Clinton's Fed criticism puts her on record as wanting changes at the Fed.
"The Federal Reserve is a vital institution for our economy and the well-being of our middle class, and the American people should have no doubt that the Fed is serving the public interest," Clinton spokesman Jesse Ferguson told the Washington Post.
"That's why Secretary Clinton believes that the Fed needs to be more representative of America as a whole and that common sense reforms -- like getting bankers off the boards of regional Federal Reserve banks -- are long overdue," he said.
Neither Ferguson nor other Clinton campaign officials responded to emails and calls for comment Friday.
Each of the Fed's regional banks has a board of nine directors. Three are required to be bankers, although they are excluded from the search and appointment of the regional Fed president.
Those 12 presidents help set the Fed's monetary policy.
Sanders has said that if he were in the White House, "the foxes would no longer guard the henhouse."
"Board members should be nominated by the president and chosen by the Senate," Sanders wrote in a December opinion article in the New York Times. "Banking industry executives must no longer be allowed to serve on the Fed's boards and to handpick its members and staff."
In a message published Thursday, a top Fed official said having the president appoint regional Fed bank chiefs "would be a grave mistake."
"The current Fed governance structure may not be ideal," Jeffrey Lacker, president of the Federal Reserve Bank of Richmond, Va., said in the bank's quarterly economics magazine. "But until there is a proposal that preserves the monetary policy independence that is so vital to the Fed's mandate, we should stick to what we have."
Sanders was among the lawmakers who signed the letter to Yellen that was organized by Sen. Elizabeth Warren (D-Mass.) and Rep. John Conyers (D-Mich.). They complained that "the voices of women, African Americans, Latinos, and representatives of consumers and labor are excluded from key discussions."
The five members of the Fed Board of Governors are white, and three are men. There are two board vacancies.
All 10 voting members this year of the Federal Open Market Committee (FOMC), the monetary policy-setting body, also are white, and six are men.
In addition, 11 of the 12 regional Fed bank presidents are white, and 10 are men, with no African Americans or Latinos.
The lawmakers praised Yellen, the first woman to chair the Fed, for her strong leadership. But they said she needed "to take steps to promptly begin to remedy" the diversity problem.

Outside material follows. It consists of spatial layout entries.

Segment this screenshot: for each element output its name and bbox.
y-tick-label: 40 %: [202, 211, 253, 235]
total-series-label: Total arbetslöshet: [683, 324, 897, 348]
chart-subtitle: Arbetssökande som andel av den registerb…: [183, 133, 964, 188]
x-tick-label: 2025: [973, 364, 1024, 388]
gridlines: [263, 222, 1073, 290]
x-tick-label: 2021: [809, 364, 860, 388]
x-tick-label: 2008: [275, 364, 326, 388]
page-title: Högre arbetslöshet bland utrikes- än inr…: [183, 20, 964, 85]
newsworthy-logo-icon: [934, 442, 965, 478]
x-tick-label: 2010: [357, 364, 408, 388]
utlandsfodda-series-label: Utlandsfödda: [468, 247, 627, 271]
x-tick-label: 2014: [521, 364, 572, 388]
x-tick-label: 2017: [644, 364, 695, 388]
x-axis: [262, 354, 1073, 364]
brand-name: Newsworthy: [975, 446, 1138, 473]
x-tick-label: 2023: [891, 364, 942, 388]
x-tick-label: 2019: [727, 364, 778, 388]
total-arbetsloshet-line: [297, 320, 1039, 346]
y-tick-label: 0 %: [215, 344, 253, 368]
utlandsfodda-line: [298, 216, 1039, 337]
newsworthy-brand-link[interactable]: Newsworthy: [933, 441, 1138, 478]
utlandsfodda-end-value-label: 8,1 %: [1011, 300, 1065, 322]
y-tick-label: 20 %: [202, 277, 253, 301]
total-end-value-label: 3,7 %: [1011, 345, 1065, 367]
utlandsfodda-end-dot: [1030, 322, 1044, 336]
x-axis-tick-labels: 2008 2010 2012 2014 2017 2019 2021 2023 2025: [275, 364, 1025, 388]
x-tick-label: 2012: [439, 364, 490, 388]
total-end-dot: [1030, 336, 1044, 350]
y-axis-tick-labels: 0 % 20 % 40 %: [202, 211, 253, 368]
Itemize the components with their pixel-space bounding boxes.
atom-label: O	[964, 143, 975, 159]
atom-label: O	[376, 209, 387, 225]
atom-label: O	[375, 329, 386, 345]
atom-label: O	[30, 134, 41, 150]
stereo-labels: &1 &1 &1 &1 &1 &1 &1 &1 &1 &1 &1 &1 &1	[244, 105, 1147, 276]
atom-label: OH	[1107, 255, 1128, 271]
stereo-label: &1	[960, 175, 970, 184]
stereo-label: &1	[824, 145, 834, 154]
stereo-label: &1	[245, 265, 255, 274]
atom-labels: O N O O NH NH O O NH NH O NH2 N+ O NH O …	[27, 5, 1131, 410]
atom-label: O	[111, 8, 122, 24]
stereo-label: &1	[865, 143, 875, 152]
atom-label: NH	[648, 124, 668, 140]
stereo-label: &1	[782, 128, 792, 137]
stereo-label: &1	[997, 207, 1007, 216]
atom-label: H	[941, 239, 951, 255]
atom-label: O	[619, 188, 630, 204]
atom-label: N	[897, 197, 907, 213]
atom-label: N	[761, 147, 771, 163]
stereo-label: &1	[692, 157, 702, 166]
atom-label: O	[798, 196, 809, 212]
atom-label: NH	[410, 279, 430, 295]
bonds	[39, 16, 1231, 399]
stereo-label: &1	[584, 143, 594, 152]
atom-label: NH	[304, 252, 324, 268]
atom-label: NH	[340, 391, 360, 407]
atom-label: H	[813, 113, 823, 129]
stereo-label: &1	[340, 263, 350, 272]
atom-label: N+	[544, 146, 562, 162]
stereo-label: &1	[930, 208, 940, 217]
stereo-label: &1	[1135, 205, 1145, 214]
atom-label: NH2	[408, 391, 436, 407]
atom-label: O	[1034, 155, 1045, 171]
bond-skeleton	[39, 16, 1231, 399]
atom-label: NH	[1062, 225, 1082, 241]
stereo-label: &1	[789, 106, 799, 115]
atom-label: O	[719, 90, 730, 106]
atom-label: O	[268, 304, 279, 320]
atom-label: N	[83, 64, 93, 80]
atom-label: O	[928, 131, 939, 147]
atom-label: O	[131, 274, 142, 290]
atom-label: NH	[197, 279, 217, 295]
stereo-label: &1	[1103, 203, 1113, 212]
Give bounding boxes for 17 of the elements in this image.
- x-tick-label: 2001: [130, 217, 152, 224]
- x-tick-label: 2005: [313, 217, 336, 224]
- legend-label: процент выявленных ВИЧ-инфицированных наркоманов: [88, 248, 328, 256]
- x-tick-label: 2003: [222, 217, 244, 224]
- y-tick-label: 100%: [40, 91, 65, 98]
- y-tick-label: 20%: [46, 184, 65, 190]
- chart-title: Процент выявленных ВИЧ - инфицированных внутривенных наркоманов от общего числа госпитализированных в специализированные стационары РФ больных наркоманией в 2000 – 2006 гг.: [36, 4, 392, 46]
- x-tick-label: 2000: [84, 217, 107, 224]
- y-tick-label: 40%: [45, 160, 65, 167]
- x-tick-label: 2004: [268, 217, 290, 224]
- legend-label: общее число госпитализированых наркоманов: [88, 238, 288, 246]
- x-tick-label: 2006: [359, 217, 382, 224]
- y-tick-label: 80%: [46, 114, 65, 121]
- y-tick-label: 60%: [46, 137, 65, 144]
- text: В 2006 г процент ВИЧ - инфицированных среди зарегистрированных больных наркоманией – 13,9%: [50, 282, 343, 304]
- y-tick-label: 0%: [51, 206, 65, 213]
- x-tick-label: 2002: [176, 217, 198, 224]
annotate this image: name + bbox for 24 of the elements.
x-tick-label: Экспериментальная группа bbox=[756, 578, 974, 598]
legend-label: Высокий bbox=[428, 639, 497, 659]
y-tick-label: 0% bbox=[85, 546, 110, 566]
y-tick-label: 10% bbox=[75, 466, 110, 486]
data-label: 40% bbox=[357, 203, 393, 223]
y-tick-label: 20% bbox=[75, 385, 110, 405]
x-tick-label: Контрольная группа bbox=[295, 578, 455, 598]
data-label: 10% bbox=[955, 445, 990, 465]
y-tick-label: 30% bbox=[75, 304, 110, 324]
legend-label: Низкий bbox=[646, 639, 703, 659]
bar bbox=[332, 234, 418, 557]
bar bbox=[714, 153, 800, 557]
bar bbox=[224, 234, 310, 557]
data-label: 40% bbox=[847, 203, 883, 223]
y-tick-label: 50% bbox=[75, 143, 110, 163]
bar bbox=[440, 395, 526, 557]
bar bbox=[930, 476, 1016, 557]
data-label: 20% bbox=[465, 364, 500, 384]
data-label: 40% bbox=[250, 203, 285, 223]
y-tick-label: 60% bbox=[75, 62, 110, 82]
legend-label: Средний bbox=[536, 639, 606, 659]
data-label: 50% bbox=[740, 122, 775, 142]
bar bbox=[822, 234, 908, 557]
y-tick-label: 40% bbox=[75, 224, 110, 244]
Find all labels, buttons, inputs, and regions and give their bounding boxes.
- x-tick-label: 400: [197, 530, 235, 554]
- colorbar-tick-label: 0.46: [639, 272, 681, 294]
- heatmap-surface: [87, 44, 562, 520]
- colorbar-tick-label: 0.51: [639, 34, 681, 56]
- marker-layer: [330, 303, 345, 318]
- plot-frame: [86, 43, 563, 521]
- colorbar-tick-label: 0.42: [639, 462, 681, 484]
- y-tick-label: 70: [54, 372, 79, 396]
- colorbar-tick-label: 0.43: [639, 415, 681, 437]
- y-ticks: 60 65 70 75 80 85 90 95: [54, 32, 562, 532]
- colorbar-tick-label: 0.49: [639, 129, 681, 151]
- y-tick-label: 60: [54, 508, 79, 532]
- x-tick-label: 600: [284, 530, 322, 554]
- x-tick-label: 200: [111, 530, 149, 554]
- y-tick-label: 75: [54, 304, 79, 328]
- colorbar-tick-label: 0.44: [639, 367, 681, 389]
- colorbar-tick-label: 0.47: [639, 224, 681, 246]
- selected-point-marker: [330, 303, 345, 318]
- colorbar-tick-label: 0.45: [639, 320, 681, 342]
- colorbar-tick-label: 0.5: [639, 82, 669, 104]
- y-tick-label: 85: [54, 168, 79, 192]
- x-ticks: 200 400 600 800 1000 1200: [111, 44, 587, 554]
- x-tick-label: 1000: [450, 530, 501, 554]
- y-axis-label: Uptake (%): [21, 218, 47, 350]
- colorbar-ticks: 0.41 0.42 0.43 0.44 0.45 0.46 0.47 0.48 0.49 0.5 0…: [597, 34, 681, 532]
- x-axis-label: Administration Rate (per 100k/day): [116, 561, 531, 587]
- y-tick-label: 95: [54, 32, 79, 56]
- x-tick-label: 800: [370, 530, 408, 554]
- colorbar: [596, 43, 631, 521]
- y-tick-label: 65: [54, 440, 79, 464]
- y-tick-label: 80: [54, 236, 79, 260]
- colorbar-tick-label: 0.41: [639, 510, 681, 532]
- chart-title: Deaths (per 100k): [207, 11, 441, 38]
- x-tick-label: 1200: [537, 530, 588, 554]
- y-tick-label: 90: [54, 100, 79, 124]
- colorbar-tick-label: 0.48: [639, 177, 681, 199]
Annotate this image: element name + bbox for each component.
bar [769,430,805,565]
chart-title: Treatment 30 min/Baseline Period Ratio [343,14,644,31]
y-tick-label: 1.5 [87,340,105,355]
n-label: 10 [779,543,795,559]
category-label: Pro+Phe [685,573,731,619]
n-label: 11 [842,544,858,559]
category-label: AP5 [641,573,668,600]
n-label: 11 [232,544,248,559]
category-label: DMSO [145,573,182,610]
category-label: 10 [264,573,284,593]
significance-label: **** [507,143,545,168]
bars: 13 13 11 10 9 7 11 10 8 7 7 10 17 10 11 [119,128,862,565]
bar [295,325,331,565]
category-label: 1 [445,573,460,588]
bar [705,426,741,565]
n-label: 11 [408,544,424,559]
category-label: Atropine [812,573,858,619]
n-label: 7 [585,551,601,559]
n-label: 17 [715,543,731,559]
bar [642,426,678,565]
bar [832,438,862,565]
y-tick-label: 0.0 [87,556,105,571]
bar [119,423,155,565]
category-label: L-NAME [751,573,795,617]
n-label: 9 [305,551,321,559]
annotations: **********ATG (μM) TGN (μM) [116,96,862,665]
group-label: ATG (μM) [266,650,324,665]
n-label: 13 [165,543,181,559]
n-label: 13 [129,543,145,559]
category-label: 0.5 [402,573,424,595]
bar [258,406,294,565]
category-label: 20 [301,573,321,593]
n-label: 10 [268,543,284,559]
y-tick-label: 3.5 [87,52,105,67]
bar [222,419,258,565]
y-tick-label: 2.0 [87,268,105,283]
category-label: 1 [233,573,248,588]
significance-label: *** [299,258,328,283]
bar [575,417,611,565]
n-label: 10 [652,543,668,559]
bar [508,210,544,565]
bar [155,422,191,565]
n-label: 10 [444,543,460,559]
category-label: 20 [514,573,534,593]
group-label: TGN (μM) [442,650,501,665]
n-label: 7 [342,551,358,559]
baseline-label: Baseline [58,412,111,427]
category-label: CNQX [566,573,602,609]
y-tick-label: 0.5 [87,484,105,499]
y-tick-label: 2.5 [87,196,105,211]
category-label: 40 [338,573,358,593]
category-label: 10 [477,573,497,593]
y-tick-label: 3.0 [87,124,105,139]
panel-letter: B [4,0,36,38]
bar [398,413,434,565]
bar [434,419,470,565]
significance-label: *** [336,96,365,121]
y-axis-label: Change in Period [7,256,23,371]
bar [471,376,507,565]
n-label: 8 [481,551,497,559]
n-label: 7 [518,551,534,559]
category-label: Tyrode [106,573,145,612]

Fed spokesman David Skidmore said the central bank was "committed to fostering diversity" in its leadership and has "focused considerable attention in recent years" on recruiting regional bank directors "with diverse backgrounds and experiences."
Minority representation on the boards of Fed banks and branches increased to 24% this year, from 16% in 2010, he said, and the proportion of female directors increased to 30% of the total, from 23%, during that period.
The Center for Popular Democracy, a worker advocacy group that studied Fed diversity, praised Clinton's comments.
"Secretary Clinton believes that the Fed needs to be more representative of America as a whole and that common sense reforms — like getting bankers off the boards of regional Federal Reserve banks — are long overdue," the group said.